The derivation proceeds by writing S = 1 + iT and using −i(T−T†)=T†T. Taking matrix elements between the initial dark‑matter pair |ii⟩ and the two‑photon final state |ff⟩, and invoking time‑reversal (or CP) symmetry, one finds that the imaginary part of the loop amplitude for χχ → γγ is directly related to the product of the tree‑level amplitude for χχ → X X̄ and the one‑loop amplitude for X X̄ → γγ. Squaring this relation yields

 4 |Im⟨ff|T|ii⟩|² = |⟨ff|T†|X⟩|² |⟨X|T|ii⟩|².

Since the left‑hand side is proportional to σ(χχ → γγ) and the factor |⟨X|T|ii⟩|² to σ(χχ → X X̄), the ratio of the two cross‑sections is bounded from below by the purely SM quantity |⟨ff|T|X⟩|²/4, i.e. the absolute square of the imaginary part of the X X̄ → γγ loop amplitude.
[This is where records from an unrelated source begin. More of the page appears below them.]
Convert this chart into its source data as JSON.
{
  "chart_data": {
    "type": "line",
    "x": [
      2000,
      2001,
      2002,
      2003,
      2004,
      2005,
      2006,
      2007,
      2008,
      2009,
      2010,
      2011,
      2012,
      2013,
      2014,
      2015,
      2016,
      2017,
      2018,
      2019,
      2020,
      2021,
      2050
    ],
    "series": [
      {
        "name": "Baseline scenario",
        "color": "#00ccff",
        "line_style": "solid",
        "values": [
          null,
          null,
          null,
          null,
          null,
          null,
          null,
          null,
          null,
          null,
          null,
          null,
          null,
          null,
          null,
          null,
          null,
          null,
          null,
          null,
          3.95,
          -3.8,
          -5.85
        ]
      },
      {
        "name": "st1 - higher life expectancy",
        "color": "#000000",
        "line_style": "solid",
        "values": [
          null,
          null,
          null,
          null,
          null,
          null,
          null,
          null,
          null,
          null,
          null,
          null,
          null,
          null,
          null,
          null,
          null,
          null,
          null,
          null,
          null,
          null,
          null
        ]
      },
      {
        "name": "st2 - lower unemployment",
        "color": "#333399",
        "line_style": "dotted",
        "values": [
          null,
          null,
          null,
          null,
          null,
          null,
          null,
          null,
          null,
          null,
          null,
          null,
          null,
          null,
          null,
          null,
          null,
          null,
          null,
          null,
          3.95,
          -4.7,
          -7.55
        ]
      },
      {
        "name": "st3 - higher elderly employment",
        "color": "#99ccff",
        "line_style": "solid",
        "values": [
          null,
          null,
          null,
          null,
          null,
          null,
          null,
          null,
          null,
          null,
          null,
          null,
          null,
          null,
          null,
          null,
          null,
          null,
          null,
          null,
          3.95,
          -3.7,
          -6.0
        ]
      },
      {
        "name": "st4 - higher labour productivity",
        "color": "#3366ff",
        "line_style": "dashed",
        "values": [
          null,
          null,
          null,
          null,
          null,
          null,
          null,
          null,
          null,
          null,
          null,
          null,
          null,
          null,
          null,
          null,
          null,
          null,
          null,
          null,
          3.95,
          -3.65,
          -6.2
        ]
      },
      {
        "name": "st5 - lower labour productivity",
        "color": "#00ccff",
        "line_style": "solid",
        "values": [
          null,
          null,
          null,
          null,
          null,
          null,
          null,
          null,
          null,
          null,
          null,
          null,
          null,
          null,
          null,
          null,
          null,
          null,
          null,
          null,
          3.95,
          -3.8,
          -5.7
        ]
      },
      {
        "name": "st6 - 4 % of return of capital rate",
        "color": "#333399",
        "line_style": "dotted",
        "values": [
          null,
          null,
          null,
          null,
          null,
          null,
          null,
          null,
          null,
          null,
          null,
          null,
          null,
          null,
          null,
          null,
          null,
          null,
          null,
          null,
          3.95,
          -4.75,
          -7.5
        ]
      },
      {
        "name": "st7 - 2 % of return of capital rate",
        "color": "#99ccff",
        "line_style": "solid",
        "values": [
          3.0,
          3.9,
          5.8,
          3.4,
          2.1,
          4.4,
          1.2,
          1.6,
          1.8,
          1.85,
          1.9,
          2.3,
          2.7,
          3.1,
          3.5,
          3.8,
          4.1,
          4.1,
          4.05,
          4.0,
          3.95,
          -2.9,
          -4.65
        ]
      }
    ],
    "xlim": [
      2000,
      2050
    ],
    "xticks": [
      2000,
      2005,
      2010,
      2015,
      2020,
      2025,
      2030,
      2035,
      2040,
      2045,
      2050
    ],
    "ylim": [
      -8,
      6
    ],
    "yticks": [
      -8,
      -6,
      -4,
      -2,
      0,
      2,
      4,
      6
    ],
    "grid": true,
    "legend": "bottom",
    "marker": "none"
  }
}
This quantity can be computed exactly within the SM, independent of the details of the dark‑matter coupling to X.

To make the bound concrete, the authors introduce a fictitious boson Φ with mass m_Φ = 2 m_χ that decays at tree level exclusively to X X̄ and at one loop to γγ. The ratio Γ_im(Φ → γγ)/Γ(Φ → X X̄) is identical to the expression above, establishing

 σ(χχ → γγ)/σ(χχ → X X̄) ≥ Γ_im(Φ → γγ)/Γ(Φ → X X̄).
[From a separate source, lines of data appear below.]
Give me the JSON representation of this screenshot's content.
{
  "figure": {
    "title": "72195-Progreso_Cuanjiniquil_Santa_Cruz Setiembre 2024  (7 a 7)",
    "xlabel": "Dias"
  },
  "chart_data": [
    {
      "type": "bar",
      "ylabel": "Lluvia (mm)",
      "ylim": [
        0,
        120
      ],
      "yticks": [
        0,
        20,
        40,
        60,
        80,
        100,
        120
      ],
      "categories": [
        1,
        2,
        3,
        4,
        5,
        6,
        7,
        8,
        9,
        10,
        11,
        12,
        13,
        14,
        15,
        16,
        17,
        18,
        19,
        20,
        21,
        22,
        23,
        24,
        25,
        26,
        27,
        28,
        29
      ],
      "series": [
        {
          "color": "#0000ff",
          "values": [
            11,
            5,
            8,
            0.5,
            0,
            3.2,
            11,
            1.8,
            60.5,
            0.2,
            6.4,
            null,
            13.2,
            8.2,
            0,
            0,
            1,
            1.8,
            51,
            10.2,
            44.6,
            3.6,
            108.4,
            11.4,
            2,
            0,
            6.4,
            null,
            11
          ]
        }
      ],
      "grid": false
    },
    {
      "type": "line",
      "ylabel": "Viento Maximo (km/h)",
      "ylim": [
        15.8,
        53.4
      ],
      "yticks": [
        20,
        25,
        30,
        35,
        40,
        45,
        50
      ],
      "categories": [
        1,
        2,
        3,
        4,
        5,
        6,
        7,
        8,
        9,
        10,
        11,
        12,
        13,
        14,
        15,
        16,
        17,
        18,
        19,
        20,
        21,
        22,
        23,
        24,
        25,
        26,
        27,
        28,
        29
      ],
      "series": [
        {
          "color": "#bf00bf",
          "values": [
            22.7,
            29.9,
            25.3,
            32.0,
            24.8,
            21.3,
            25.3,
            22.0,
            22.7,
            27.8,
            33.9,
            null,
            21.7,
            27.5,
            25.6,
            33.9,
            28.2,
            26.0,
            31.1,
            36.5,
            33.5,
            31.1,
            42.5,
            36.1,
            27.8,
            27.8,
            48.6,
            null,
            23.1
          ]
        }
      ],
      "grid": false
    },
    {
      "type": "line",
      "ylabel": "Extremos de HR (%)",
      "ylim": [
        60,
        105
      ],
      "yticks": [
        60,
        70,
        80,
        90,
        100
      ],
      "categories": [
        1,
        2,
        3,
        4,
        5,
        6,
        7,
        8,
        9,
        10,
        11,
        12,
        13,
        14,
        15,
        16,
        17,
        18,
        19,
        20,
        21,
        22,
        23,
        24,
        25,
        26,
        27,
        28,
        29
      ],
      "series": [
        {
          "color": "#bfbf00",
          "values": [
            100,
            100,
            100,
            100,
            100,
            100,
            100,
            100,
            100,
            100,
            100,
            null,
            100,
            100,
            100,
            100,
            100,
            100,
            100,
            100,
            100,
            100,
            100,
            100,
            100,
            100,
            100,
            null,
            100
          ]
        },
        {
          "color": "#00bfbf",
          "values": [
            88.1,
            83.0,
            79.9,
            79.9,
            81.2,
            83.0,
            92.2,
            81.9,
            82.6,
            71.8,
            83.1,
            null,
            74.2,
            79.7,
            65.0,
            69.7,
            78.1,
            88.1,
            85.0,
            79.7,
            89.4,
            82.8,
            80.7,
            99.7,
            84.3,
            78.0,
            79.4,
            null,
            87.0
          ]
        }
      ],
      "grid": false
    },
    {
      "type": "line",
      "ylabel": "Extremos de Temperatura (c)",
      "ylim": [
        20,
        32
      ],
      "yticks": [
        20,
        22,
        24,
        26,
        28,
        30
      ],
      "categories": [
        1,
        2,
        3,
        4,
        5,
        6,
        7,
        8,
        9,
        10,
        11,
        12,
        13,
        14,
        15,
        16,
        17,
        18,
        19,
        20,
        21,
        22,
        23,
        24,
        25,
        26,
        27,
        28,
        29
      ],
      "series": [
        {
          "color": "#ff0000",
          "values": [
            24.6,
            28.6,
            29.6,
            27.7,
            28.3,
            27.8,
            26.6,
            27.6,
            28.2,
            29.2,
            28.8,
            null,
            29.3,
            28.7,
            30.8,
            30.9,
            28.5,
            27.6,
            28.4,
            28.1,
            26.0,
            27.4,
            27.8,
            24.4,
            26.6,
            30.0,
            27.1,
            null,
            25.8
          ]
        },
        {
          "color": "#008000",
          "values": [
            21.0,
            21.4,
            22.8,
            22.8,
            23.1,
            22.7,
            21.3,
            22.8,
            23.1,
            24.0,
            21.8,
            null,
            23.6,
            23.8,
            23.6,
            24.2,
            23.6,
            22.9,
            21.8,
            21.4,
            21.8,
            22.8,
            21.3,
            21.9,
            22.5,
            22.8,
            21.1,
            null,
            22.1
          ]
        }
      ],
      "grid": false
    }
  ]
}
The right‑hand side depends only on SM parameters (charges, masses, spins) and can be evaluated for any chosen final state X.

The paper then analyses how the bound applies to different dark‑matter spins and CP properties. For scalar dark matter (real or complex) the initial state is CP‑even with J = 0; annihilation to light fermions is helicity‑suppressed, so the dominant channels are the heaviest kinematically accessible fermion or W⁺W⁻. In the fermionic case the final state must have L = 1, S = 1, allowing the bound. For Majorana fermion dark matter the initial state is CP‑odd, J = 0, and the allowed final state is L = 0, S = 0, again yielding a bound for fermion or W⁺W⁻ channels. Dirac fermion dark matter can annihilate with J = 0 or J = 1; the J = 1 channel is forbidden to γγ by the Landau‑Yang theorem, so the weakest bound comes from the J = 0 component. For real vector dark matter the initial state can have J = 0 or J = 2; the J = 0 case mirrors the scalar analysis, while J = 2 involves many (L, S) combinations, preventing a universal bound except in special kinematic limits (e.g., near the W‑mass threshold).

Having established the theoretical framework, the authors apply it to real data. Using the Fermi‑LAT measurements of both line searches and diffuse gamma‑ray fluxes, they compute Γ_im/Γ for several SM final states (b b̄, t t̄, W⁺W⁻, etc.) and translate the line‑search limits into upper limits on σ(χχ → X X̄). The resulting constraints are consistent with, and in many cases reproduce, the known limits obtained in specific models such as the Minimal Supersymmetric Standard Model (MSSM), Universal Extra Dimensions (UED), and the Littlest Higgs model with T‑parity.

In summary, the work provides a robust, model‑independent lower bound on the strength of gamma‑ray lines relative to the continuum for a wide class of WIMP scenarios. By grounding the bound in SM loop calculations and unitarity, it sidesteps uncertainties associated with unknown new‑physics particles in the loop. The methodology can be directly applied to any dark‑matter model that annihilates dominantly into a single SM final state via s‑wave, CP‑conserving processes, offering a powerful tool for interpreting current and future gamma‑ray observations.